Often when debugging a problem, our brains have a strong intuition as to exactly where the bug “must” be. We may even have seemingly valid rational arguments as to why the bugs “must” be located in this particular part of the code. Whenever possible, I think it is best to ignore these impulses and pinpoint bugs based on hard data.

While knowledge of the code structure can help you narrow down the source of the problem to a particular area within a larger program, beyond that it may be most effective to ask what assumptions the program makes, and to find where exactly those assumptions break. This is a matter than can be addressed by hard facts, rather than an intuition.

As a concrete example, yesterday I was debugging an algorithm I have been developing as part of my research. The faulty behaviour was occurring only when running it on a particular data set. And since this algorithm is a bit complicated in implementation, and this particular data set leading to the algorithm executing a less-commonly-used code path, I reasoned, the bug must be a mistake in the logic of that less-commonly-used code path. Knowing that the correct logic was a bit complicated even in theory, I was confident that this would prove to be the problem.

So I reread the code, which was written more than a year ago now, and gradually reloaded all the necessary context into my brain to understand how it works. Stepping through, both mentally and literally in the debugger, I simply could not see any problem.

I even racked my brain to come up with two alternative inputs, which theoretically, in a correct implementation, should have produced identical results. In actuality, one hit the bug, and the other didn’t. Bingo!

At each stage of the algorithm, I plotted the output to try and pinpoint exactly when along the way the error occured. It told me nothing I didn’t already suspect: the bug was in that aforementioned less-commonly-used code path just like I knew it had to be.

The only problem was, staring at the code, I could still find no error.

Finally, I realized there was theoretically an invariant that should be maintained across several of the steps taken in the relevant code path. Computing this invariant quantity after each line affecting the relevant variables provided a hard data-based test. If ever the invariant was broken, the bug – or at least a bug – was found.
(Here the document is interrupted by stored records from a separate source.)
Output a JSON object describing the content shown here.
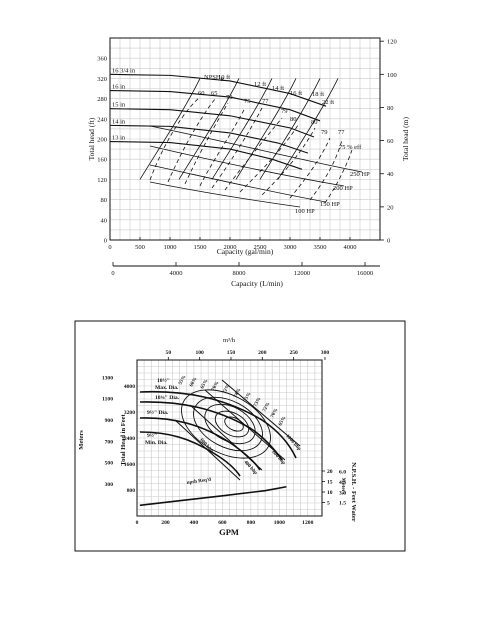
{
  "chart_data": [
    {
      "type": "line",
      "xlabel": "Capacity (gal/min)",
      "ylabel": "Total head (ft)",
      "x2label": "Capacity (L/min)",
      "y2label": "Total head (m)",
      "xlim": [
        0,
        4500
      ],
      "ylim": [
        0,
        400
      ],
      "x_ticks": [
        500,
        1000,
        1500,
        2000,
        2500,
        3000,
        3500,
        4000
      ],
      "y_ticks": [
        0,
        40,
        80,
        120,
        160,
        200,
        240,
        280,
        320,
        360
      ],
      "x2_ticks": [
        0,
        4000,
        8000,
        12000,
        16000
      ],
      "y2_ticks": [
        0,
        20,
        40,
        60,
        80,
        100,
        120
      ],
      "grid": true,
      "impeller_curves": [
        {
          "name": "16 3/4 in",
          "points": [
            [
              0,
              328
            ],
            [
              1000,
              326
            ],
            [
              2000,
              315
            ],
            [
              3000,
              290
            ],
            [
              3600,
              265
            ]
          ]
        },
        {
          "name": "16 in",
          "points": [
            [
              0,
              296
            ],
            [
              1000,
              294
            ],
            [
              2000,
              283
            ],
            [
              3000,
              258
            ],
            [
              3500,
              236
            ]
          ]
        },
        {
          "name": "15 in",
          "points": [
            [
              0,
              260
            ],
            [
              1000,
              258
            ],
            [
              2000,
              246
            ],
            [
              3000,
              222
            ],
            [
              3400,
              204
            ]
          ]
        },
        {
          "name": "14 in",
          "points": [
            [
              0,
              227
            ],
            [
              1000,
              225
            ],
            [
              2000,
              212
            ],
            [
              2800,
              192
            ],
            [
              3300,
              172
            ]
          ]
        },
        {
          "name": "13 in",
          "points": [
            [
              0,
              195
            ],
            [
              1000,
              193
            ],
            [
              2000,
              180
            ],
            [
              2700,
              160
            ],
            [
              3200,
              140
            ]
          ]
        }
      ],
      "npsh_label": "NPSH",
      "npsh_subscript": "R",
      "npsh_curves": [
        {
          "name": "10 ft",
          "x_top": 1500
        },
        {
          "name": "12 ft",
          "x_top": 2150
        },
        {
          "name": "14 ft",
          "x_top": 2700
        },
        {
          "name": "16 ft",
          "x_top": 3100
        },
        {
          "name": "18 ft",
          "x_top": 3500
        },
        {
          "name": "22 ft",
          "x_top": 3800
        }
      ],
      "efficiency_labels": [
        "60",
        "65",
        "70",
        "75",
        "77",
        "79",
        "80",
        "80",
        "79",
        "77",
        "75 % eff"
      ],
      "power_curves": [
        {
          "name": "250 HP",
          "end": [
            4250,
            190
          ]
        },
        {
          "name": "200 HP",
          "end": [
            3850,
            150
          ]
        },
        {
          "name": "150 HP",
          "end": [
            3500,
            112
          ]
        },
        {
          "name": "100 HP",
          "end": [
            3050,
            92
          ]
        }
      ]
    },
    {
      "type": "line",
      "xlabel": "GPM",
      "ylabel": "Total Head in Feet",
      "y2label": "Meters",
      "x2label": "m³/h",
      "y3label": "N.P.S.H. - Feet Water",
      "y4label": "Meters",
      "xlim": [
        0,
        1300
      ],
      "ylim": [
        0,
        4800
      ],
      "x_ticks": [
        0,
        200,
        400,
        600,
        800,
        1000,
        1200
      ],
      "y_ticks": [
        800,
        1600,
        2400,
        3200,
        4000
      ],
      "top_ticks": [
        50,
        100,
        150,
        200,
        250,
        300
      ],
      "meters_ticks": [
        300,
        500,
        700,
        900,
        1100,
        1300
      ],
      "npsh_ticks": [
        5,
        10,
        15,
        20
      ],
      "npsh_meter_ticks": [
        "1.5",
        "3.0",
        "4.5",
        "6.0"
      ],
      "grid": true,
      "impeller_labels": [
        {
          "name": "10½\"",
          "sub": "Max. Dia."
        },
        {
          "name": "10¾\" Dia."
        },
        {
          "name": "9½\" Dia."
        },
        {
          "name": "9½\"",
          "sub": "Min. Dia."
        }
      ],
      "efficiency_labels": [
        "55%",
        "60%",
        "65%",
        "70%",
        "72%",
        "74%",
        "75%",
        "73%",
        "72%",
        "70%",
        "65%"
      ],
      "power_labels": [
        "1000 bhp",
        "800 bhp",
        "600 bhp",
        "400 bhp"
      ],
      "npsh_curve_label": "npsh Req'd",
      "npsh_curve": [
        [
          20,
          330
        ],
        [
          300,
          470
        ],
        [
          600,
          620
        ],
        [
          900,
          780
        ],
        [
          1050,
          900
        ]
      ]
    }
  ]
}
This was exactly what solved it: it turned out that the error was in a particular method, being called only in that less-commonly-used code path, that was so simple in intent that my intuition would never have taken me there. I quickly fixed it, and proceeded to find a couple other bugs, similar in nature, that simply hadn’t bitten me yet.

What I observed from this is that while my intuition and reasoning got me to the right area of the code right away, it proceeded to lead me astray. I was sure the bug was an error in the complicated logic of the algorithm, when in fact it was a simple oversight in a simple method being called in the process of executing that complicated logic. Only by using data in the form of a broken invariant to prove the bug had to occur within that method did it occur to me to even look there.

I think this gets back at the fact that as programmers we often can’t reason that accurately about the complexity of our programs. Conceptual complexity and complexity of implementation are not the same. But worse is that even the simplest implementations are subject to the complexity of evolution over time. The problematic method in my case was conceptually trivial. It’s implementation was clear and concise. But in the course of the evolution of the code a few new options had been added to the class somewhere along the way which were not properly being taken into account in this particular method. And because this method was only called in what was a largely neglected code path, the bug remained hidden in plain sight for a long time. In contrast, the big, complicated block of logic implementing the algorithm – a seemingly ideal habitat for all kinds of nasty bugs – where my intuition immediately led me, having me step through code with my eyes glazed over for over an hour, was, at the end of it all, just fine.

And so, I conclude, when investigating a bug, try to ground your investigation in hard data as quickly as possible. Avoid just blindly stepping around the code except as a last resort. And ignore that intuition that tells you the problem just has to be in this nasty bit of logic here, because sometimes it’s the rosy patches that are the thorn in your side.